The zoo sent two female pandas to other zoos for breeding purposes, while Brandywine Zoo visitors can now see the two new red pandas.

The zoo’s new residents are Sherman, a 5-year-old male from the Smithsonian Conservation Biology institute in Virginia, and a 4-year-old female, named Mohu, from the Blank Park Zoo in Iowa.

Former resident sisters, Meridoc and Gansu, who have lived at the zoo since 2014, have been transferred to other accredited zoos, where they have been paired with mates.

Before Sherman and Mohu’s arrival, zookeepers were informed about each animal’s personality, dietary preferences, medical history, training techniques, and favorite enrichment activities. This helps the keepers make the transition as seamless as possible for the animals in their new home.

The transfer of red pandas is mandated by the Association of Zoos and Aquariums’ (AZA) Species Survival Plan (SSP), which tracks animal populations in human care in American zoos. The SSP is coordinated by a specialist management group that follows the genetics and demographics of their respective animal populations.
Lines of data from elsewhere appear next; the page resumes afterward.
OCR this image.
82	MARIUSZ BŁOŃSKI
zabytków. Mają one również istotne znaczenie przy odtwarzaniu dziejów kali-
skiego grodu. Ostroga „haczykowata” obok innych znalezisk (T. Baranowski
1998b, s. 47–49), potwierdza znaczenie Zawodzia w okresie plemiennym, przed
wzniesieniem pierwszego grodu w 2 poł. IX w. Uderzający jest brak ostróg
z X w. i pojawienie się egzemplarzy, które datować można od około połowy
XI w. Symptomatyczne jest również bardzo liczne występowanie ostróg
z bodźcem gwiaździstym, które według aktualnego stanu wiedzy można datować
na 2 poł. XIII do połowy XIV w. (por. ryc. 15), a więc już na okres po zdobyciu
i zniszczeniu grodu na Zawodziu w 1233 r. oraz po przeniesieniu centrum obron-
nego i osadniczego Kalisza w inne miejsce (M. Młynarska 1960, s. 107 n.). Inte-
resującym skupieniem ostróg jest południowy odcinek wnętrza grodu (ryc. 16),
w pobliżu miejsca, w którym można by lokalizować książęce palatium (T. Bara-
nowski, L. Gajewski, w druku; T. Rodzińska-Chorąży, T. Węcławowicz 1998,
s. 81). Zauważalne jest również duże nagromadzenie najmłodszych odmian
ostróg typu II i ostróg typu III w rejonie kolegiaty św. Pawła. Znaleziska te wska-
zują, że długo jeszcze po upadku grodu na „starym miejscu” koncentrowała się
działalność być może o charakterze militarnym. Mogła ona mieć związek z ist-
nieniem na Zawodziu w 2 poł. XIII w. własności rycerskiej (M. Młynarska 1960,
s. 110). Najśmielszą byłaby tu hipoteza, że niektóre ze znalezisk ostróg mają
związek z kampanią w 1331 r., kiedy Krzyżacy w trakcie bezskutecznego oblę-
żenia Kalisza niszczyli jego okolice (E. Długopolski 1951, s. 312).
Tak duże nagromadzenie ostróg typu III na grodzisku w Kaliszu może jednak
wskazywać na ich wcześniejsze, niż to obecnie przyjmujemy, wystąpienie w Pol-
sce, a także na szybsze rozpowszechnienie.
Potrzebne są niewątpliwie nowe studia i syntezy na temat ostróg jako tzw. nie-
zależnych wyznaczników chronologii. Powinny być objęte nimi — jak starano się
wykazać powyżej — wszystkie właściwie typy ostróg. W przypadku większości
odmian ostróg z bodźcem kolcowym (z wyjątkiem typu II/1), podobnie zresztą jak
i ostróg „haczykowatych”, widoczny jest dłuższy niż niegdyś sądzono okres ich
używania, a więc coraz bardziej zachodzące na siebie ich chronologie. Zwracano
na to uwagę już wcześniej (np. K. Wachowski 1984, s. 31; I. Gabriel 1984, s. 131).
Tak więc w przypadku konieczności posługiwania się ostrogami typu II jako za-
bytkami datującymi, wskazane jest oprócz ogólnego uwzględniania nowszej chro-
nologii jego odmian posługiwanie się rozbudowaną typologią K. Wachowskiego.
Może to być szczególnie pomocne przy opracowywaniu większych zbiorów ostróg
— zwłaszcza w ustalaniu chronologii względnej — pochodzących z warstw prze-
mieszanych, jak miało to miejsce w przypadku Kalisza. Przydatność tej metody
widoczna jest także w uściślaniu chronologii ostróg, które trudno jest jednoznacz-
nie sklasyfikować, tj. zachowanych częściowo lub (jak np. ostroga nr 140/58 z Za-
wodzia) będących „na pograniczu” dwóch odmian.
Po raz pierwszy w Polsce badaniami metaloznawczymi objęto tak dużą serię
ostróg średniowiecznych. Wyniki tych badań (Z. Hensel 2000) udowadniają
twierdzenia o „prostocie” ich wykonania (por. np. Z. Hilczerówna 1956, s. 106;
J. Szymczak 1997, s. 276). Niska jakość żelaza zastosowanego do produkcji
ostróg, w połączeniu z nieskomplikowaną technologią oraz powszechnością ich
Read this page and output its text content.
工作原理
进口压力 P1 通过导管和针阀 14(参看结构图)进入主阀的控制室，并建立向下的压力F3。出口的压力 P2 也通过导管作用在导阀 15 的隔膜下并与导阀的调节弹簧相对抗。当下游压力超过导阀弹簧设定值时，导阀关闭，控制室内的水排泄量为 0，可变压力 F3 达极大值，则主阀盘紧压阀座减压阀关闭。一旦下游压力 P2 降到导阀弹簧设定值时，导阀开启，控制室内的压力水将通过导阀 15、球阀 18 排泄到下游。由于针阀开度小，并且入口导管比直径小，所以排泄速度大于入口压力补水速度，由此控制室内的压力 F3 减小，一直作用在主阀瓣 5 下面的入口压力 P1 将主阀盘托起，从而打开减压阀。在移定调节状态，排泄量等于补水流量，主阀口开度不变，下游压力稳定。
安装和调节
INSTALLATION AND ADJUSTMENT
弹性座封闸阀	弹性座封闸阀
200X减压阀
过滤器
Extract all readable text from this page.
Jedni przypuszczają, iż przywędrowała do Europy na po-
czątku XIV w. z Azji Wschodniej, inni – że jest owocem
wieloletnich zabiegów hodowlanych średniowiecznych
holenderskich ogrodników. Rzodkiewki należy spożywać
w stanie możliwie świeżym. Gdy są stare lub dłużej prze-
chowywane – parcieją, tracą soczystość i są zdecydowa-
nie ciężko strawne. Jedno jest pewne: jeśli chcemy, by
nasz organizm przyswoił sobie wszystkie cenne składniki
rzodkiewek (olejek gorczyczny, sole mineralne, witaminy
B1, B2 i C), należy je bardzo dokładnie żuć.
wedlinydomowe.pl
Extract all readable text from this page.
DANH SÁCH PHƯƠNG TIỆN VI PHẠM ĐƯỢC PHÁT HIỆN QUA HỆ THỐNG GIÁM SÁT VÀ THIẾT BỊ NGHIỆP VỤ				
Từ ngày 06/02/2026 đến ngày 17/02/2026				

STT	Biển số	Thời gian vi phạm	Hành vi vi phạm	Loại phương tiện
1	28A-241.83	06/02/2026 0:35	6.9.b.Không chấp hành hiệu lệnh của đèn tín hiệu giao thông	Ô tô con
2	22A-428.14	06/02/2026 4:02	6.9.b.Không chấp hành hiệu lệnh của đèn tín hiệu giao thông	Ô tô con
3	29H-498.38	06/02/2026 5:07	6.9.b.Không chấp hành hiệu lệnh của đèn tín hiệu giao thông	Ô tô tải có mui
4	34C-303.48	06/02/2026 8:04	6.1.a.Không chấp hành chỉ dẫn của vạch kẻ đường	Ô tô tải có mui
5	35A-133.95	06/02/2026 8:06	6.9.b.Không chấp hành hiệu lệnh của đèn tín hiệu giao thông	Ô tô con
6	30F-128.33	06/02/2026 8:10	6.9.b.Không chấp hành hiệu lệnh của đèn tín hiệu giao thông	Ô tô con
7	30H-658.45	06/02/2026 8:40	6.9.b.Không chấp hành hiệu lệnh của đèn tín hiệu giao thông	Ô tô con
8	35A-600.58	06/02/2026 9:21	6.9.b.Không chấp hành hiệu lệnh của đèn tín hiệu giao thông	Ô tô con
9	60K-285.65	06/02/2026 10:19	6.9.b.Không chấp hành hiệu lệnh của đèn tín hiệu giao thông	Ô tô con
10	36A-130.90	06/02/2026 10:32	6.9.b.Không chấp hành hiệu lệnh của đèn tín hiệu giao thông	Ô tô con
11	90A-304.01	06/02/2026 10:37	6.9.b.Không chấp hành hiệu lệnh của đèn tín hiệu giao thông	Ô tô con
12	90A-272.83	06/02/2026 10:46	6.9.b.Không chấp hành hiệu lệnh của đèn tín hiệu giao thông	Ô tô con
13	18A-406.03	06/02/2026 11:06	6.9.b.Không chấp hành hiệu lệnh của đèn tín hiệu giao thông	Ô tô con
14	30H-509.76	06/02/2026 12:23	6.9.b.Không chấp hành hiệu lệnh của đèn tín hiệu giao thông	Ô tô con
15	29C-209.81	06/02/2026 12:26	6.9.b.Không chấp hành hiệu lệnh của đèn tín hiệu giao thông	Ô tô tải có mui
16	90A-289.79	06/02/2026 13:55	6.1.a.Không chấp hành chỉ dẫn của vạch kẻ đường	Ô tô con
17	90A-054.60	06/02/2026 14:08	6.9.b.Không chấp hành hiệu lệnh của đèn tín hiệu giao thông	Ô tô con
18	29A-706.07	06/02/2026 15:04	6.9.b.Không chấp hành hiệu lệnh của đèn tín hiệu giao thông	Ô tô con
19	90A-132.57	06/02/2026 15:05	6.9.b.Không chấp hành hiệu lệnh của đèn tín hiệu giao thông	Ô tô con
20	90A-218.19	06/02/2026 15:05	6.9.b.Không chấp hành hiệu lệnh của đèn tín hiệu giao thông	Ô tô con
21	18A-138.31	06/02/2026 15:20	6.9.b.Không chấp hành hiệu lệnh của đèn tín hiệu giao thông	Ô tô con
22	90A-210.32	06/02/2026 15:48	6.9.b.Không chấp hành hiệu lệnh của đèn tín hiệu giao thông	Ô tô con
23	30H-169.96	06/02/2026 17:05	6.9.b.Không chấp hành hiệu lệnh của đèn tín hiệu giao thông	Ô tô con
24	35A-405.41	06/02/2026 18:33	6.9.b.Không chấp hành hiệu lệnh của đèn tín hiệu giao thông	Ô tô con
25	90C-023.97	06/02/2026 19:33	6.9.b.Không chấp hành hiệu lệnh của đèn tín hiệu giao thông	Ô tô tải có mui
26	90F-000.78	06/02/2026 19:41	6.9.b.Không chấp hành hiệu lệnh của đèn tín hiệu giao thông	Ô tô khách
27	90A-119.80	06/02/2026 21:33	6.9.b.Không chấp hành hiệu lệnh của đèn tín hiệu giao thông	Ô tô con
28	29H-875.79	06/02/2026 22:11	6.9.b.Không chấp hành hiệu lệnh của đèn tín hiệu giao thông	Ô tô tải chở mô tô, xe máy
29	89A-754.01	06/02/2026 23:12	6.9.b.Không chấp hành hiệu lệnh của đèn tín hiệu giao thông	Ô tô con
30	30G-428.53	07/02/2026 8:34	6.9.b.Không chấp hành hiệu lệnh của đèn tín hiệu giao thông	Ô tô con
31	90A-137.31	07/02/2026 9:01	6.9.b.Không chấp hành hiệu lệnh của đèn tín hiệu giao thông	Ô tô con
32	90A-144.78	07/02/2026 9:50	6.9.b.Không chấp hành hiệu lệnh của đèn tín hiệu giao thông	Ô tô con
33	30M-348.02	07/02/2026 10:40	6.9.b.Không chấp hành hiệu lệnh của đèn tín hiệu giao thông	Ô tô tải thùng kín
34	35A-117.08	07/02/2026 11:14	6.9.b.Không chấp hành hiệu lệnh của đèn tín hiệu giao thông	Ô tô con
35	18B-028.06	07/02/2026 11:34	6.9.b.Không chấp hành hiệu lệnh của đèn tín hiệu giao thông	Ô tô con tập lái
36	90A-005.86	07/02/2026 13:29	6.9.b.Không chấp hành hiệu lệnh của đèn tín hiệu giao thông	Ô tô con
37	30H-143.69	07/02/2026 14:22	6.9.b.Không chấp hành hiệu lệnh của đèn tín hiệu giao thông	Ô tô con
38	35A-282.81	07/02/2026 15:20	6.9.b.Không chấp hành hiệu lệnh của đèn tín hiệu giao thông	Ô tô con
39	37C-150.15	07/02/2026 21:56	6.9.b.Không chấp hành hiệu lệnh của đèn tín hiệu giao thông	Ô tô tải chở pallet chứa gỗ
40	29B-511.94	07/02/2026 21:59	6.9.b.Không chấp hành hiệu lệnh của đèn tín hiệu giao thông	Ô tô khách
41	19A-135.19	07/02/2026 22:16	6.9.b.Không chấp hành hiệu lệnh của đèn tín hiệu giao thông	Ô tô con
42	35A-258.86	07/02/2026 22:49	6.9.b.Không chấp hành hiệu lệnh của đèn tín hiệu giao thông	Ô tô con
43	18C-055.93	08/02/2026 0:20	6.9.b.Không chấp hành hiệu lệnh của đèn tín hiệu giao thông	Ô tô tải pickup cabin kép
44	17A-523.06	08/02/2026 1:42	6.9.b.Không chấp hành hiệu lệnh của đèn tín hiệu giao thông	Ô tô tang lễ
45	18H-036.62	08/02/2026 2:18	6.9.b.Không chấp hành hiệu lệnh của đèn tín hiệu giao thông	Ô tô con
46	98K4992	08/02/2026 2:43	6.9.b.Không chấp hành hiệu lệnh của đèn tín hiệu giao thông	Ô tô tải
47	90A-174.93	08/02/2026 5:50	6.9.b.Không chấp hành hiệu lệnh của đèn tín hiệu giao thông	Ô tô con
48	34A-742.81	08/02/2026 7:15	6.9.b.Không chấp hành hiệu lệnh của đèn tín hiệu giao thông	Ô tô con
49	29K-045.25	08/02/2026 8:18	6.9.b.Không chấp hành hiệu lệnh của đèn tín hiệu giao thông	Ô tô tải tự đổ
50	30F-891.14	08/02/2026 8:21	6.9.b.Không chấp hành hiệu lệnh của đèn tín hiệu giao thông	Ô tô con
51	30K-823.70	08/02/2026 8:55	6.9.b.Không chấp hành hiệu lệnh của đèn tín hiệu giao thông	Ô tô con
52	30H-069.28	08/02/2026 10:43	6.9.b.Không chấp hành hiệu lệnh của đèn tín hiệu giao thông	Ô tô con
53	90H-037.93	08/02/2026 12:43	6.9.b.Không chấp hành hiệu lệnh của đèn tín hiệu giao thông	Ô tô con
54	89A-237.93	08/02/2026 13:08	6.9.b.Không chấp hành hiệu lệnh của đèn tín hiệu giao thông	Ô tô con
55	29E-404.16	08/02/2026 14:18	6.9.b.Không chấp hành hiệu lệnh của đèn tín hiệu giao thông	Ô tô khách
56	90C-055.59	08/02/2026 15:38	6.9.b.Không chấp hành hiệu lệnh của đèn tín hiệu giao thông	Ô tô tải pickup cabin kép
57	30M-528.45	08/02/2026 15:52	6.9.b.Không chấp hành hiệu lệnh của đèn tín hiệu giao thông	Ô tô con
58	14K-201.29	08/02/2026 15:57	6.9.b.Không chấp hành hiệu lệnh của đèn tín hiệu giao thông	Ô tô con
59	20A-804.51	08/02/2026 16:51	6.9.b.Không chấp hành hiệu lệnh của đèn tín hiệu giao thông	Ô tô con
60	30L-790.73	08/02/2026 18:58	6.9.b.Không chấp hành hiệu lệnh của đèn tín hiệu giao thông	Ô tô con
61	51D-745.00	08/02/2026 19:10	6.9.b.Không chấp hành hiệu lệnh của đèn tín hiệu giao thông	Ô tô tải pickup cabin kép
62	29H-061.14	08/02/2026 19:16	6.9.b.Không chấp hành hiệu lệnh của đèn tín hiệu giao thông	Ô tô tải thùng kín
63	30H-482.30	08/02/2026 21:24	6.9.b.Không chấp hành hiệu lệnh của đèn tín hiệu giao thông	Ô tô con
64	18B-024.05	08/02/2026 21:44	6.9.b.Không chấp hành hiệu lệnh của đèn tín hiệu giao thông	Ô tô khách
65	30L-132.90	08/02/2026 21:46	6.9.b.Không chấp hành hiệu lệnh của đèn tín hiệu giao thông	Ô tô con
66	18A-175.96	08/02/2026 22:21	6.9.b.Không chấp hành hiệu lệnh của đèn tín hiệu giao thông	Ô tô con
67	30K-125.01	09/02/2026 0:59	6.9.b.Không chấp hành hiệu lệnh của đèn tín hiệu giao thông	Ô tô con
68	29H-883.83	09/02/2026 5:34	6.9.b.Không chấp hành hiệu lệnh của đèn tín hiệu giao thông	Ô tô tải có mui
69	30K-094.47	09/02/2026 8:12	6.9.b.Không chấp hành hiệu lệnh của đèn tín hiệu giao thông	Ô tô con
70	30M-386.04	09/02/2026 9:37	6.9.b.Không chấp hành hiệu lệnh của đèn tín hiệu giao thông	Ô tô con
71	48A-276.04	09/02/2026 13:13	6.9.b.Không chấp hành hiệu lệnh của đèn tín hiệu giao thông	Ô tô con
Annual meetings are held to examine the health of the population, and make recommendations for transfers and breeding.

The current red panda population in North American zoos includes 150 animals in 58 AZA-accredited facilities. All of the red pandas were captive-born. The median lifespan for red pandas is 10 years with some living to 20 years. Taking this information into consideration, with a desire to maintain the current population size, the management group has recommended 23 births next year. As a result, pandas, like sisters Meridoc and Gansu, are transferred among different zoos for breeding with unrelated pandas to ensure genetic diversity for the population.

In the wild, red pandas can be found in mountainous regions of China, India, Bhutan, and Nepal. They face threats of habitat loss from deforestation caused by commercial logging, demand for firewood, and clearing for agriculture. This has led to reduced food supply for the red pandas and habitat fragmentation that threatens their ability to move about their territories. Another threat is ongoing hunting of red pandas for pelts.

Sherman and Mohu are not a reproductive pair. Sherman has several offspring already, and Mohu is not a breeding female. In the future, the zoo plans to add a new red panda exhibit that would allow for red panda breeding.

In addition to its newest residents, DNREC’s Brandywine Zoo features Andean condors, river otters, pygmy goats, llamas, rheas, and other animals native to the Americas and the temperate areas of Asia.

Accredited by the Association of Zoos & Aquariums, the Brandywine Zoo is one of only 200 accredited zoos and aquariums in North America, a distinction that marks its commitment to providing excellent animal welfare. The zoo is managed by the Division of Parks & Recreation with the support of the Delaware Zoological Society.